What are some general methods or practices for creating gate sequences from mathematical algorithms? Seeing as there are many ways to create equivalent gate sequences, I am assuming that performing this process is an art that takes practice and experience. That being said, where should I start? What advice can you give me?

• Also, any feedback or critique on my question formatting is more than welcome. Feb 25 at 16:29
• What do you mean by "mathematical algorithms?" Are you wanting more information about implementing your favorite SAT problem as a quantum oracle? If so then this is often purely a classical problem of implementing a reversible set of gates - if you are familiar with ANDs and ORs and NANDs and NORs, then you should get familiar with CCNOTS and CCSWAPS while relying on the ancilla qubits as extra workspace. Feb 25 at 19:21
• Maybe this can help a bit Feb 26 at 10:17
• generally speaking, decomposing a complex gate using a given set of elementary gates is not a trivial matter. A quantum algorithm that claims efficiency would need to show how each complex operation decomposes into elementary gates, or at least argue that this is possible for some reason. In some sense, devising a (useful) quantum algorithm is essentially the task of finding a way to decompose a complex operation/gate into a (not too long) sequence of elementary gates. There is no general way to do it, this is essentially what a paper presenting an algorithm tells you how to do
– glS
Feb 26 at 16:14
• in the example of Grover you give, you essentially already have such decomposition: $U_\omega$ is a permutation matrix and thus can be implemented as the reversible circuit corresponding to the classical operation; $H$ is the elementary gate that is assumed to be implementable in this context, and $2|0\rangle\!\langle0|-I$ is again a permutation matrix. There is no easy way to find such a decomposition for a given algorithm; finding such decompositions is what devising a quantum algorithm is about
– glS
Feb 26 at 16:19

This is a complicated question, which I am definitely not the most qualified to answer, but I encountered the same questioning during my learning path, and I had to find the answers by myself. Therefor, this is a partial answer, to contribute the the real answer which will be proposed (I hope) later.

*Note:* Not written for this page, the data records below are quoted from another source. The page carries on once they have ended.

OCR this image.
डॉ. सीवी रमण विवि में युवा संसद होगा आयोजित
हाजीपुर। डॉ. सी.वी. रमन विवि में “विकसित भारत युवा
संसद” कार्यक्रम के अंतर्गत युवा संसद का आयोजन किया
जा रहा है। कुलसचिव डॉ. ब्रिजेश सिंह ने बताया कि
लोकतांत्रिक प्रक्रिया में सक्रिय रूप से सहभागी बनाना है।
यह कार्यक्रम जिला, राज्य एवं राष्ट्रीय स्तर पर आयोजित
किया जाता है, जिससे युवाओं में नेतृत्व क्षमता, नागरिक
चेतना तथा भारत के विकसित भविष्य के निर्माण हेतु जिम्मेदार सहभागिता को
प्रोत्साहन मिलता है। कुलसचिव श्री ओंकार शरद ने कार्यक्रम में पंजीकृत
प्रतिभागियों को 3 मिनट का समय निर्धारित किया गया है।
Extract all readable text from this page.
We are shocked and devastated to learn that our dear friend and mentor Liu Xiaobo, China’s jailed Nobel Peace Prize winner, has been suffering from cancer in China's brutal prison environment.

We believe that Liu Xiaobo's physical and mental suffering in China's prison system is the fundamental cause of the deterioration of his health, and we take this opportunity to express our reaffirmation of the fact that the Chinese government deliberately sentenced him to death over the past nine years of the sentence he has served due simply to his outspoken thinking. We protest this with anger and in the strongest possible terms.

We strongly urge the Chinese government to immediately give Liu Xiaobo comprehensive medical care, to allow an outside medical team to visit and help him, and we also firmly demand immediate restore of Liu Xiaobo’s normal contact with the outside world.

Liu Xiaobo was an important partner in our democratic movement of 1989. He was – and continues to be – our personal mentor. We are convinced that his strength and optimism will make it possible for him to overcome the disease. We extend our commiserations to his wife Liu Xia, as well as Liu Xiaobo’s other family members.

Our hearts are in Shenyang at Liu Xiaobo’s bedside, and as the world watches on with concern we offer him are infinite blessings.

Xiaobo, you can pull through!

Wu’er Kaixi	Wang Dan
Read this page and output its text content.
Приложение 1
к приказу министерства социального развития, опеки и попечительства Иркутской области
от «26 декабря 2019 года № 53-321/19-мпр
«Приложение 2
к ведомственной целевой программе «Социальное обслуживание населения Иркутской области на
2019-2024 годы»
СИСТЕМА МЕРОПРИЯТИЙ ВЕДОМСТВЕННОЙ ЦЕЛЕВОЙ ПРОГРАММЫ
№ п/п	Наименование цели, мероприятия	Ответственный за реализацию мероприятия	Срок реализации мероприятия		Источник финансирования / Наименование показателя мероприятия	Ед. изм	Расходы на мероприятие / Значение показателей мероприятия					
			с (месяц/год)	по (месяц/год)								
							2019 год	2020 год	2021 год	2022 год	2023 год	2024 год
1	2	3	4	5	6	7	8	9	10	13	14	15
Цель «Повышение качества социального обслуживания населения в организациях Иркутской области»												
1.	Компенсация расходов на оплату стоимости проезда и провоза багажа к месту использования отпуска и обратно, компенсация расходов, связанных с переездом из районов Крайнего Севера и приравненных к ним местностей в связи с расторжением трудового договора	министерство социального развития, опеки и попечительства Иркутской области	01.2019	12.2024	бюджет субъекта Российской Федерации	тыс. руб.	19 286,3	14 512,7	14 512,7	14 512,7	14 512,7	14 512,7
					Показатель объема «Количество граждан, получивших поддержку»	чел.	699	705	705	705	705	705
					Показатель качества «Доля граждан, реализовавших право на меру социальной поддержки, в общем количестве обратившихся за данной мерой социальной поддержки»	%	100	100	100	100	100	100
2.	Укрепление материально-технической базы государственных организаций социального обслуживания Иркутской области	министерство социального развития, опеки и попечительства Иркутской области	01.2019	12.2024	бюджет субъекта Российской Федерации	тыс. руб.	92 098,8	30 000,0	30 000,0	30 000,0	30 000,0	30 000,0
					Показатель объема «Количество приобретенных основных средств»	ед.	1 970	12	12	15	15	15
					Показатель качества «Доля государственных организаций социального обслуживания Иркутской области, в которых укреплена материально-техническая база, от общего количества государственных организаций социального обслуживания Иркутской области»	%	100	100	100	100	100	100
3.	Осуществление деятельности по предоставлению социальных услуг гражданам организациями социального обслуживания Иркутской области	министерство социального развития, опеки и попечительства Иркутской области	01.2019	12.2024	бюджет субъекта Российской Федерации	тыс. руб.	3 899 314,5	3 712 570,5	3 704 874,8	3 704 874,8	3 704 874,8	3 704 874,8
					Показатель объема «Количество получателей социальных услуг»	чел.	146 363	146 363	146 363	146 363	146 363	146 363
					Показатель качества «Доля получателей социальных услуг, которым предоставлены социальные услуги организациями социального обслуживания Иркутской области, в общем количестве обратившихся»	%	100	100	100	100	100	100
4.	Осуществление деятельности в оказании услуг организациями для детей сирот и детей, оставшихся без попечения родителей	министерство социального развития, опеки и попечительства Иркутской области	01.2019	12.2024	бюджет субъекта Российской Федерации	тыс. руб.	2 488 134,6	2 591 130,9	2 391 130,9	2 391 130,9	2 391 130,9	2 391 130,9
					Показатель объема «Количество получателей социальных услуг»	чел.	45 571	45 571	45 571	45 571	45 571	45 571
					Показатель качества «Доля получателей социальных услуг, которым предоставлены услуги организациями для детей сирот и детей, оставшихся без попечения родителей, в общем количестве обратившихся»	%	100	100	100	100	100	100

I think the example you give is a very good one and I will list some elements which helped me with this example :

### Trying to understand what everything means

As with every formula, understanding the variables which compose it is essential. This will give you insight of what the input is. For example, Grover's Diffusion operator is composed out of 3 elements : $$2$$, $$I$$ and $$|s\rangle\langle s|$$. $$2$$ and $$I$$ are easy to understand but $$|s\rangle\langle s|$$ is not. However, understanding this operator is key, as it is a matrix with the square of every amplitude in the diagonals starting from the top right.

### Representing everything with a single matrix

This is something debatable, but it helped me a lot to visualize the entire thing in one image. This can make us able to see inversions using $$X$$ gates or simplifications with $$H$$ gates. For example, by calculating the $$X$$ gates of Grover's Diffusion operator (see example), we can change the $$-1$$ of sides, which transforms everything in a controlled-$$Z$$ gates.

### Plugin in simple values

The representation of the state vector gets extremely complex after a couple of iterations in many algorithms and there is no way to visualize it simply. However, sometimes there are specific values that often simplify the problem. For example, when the first diffusion operator is applied : $$|s\rangle \approx |+\rangle ^{\otimes n}$$ (there is only a negative phase, which is removed in the outer product). This state can easily be simplified using $$H^{\otimes n}$$. Therefor, plugin in the simple values can easily help.

### Conclusion

As you can see, this is not an "algorithmic" method to do what you want. It is similar to what you think like during a proof. But I hope these small tips can help you in your work. This is not meant to be a complete answer, so I hope someone can be more complete.